"Oh! You do know," said Mrs. Fyne after a pause. "Well--I felt myself
very much abandoned. Then his choice of life--so extraordinary, so
unfortunate, I may say. I was very much grieved. I should have liked
him to have been distinguished--or at any rate to remain in the social
sphere where we could have had common interests, acquaintances, thoughts.
Don't think that I am estranged from him. But the precise truth is that
I do not know him. I was most painfully affected when he was here by the
difficulty of finding a single topic we could discuss together."
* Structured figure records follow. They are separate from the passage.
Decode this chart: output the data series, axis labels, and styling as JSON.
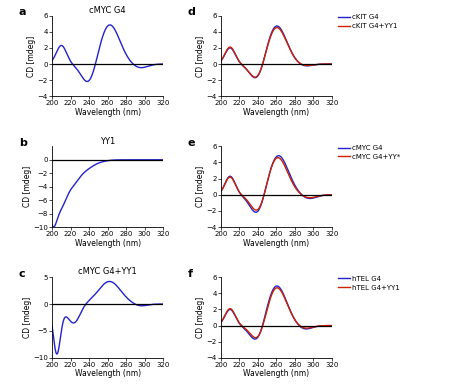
{
  "title_a": "cMYC G4",
  "title_b": "YY1",
  "title_c": "cMYC G4+YY1",
  "panel_labels": [
    "a",
    "b",
    "c",
    "d",
    "e",
    "f"
  ],
  "xlabel": "Wavelength (nm)",
  "ylabel": "CD [mdeg]",
  "xlim": [
    200,
    320
  ],
  "xticks": [
    200,
    220,
    240,
    260,
    280,
    300,
    320
  ],
  "blue_color": "#2222cc",
  "red_color": "#cc2200",
  "legend_d": [
    "cKIT G4",
    "cKIT G4+YY1"
  ],
  "legend_e": [
    "cMYC G4",
    "cMYC G4+YY*"
  ],
  "legend_f": [
    "hTEL G4",
    "hTEL G4+YY1"
  ],
  "ylim_abc": [
    -4,
    6
  ],
  "yticks_a": [
    -4,
    -2,
    0,
    2,
    4,
    6
  ],
  "ylim_b": [
    -10,
    2
  ],
  "yticks_b": [
    -10,
    -8,
    -6,
    -4,
    -2,
    0
  ],
  "ylim_c": [
    -10,
    5
  ],
  "yticks_c": [
    -10,
    -5,
    0,
    5
  ],
  "ylim_def": [
    -4,
    6
  ],
  "yticks_def": [
    -4,
    -2,
    0,
    2,
    4,
    6
  ]
}
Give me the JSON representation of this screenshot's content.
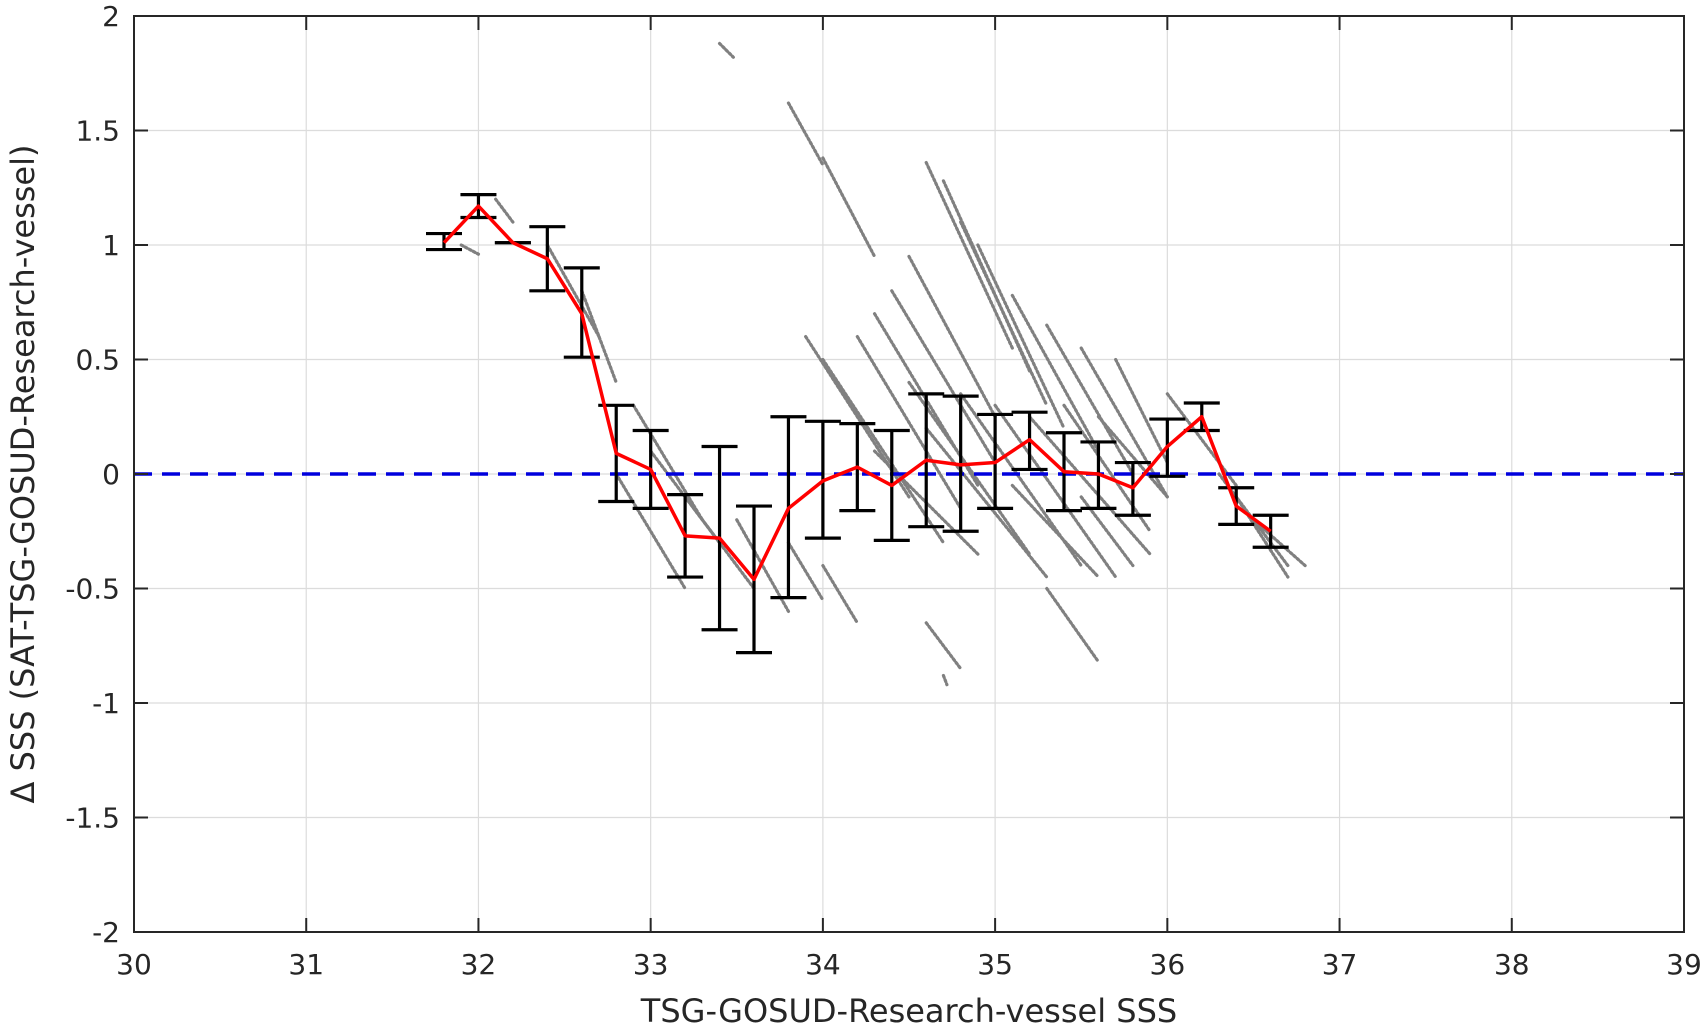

While Mrs. Fyne was talking of her brother I let my thoughts wander out
of the room to little Fyne who by leaving me alone with his wife had, so
to speak, entrusted his domestic peace to my honour.
"Well, then, Mrs. Fyne, does it not strike you that it would be
reasonable under the circumstances to let your brother take care of
himself?"
"And suppose I have grounds to think that he can't take care of himself
in a given instance." She hesitated in a funny, bashful manner which
roused my interest. Then: "Sailors I believe are very susceptible," she added with forced
assurance.
I burst into a laugh which only increased the coldness of her observing
stare.
"They are. Immensely! Hopelessly! My dear Mrs. Fyne, you had better
give it up! It only makes your husband miserable."
"And I am quite miserable too. It is really our first difference . . . "
"Regarding Miss de Barral?" I asked.
"Regarding everything. It's really intolerable that this girl should be
the occasion. I think he really ought to give way."
She turned her chair round a little and picking up the book I had been
reading in the morning began to turn the leaves absently.
Her eyes being off me, I felt I could allow myself to leave the room. Its
atmosphere had become hopeless for little Fyne's domestic peace. You may
smile. But to the solemn all things are solemn. I had enough sagacity
to understand that.
I slipped out into the porch. The dog was slumbering at Fyne's feet. The
muscular little man leaning on his elbow and gazing over the fields
presented a forlorn figure. He turned his head quickly, but seeing I was
alone, relapsed into his moody contemplation of the green landscape.
I said loudly and distinctly: "I've come out to smoke a cigarette," and
sat down near him on the little bench. Then lowering my voice:
"Tolerance is an extremely difficult virtue," I said. "More difficult
for some than heroism. More difficult than compassion."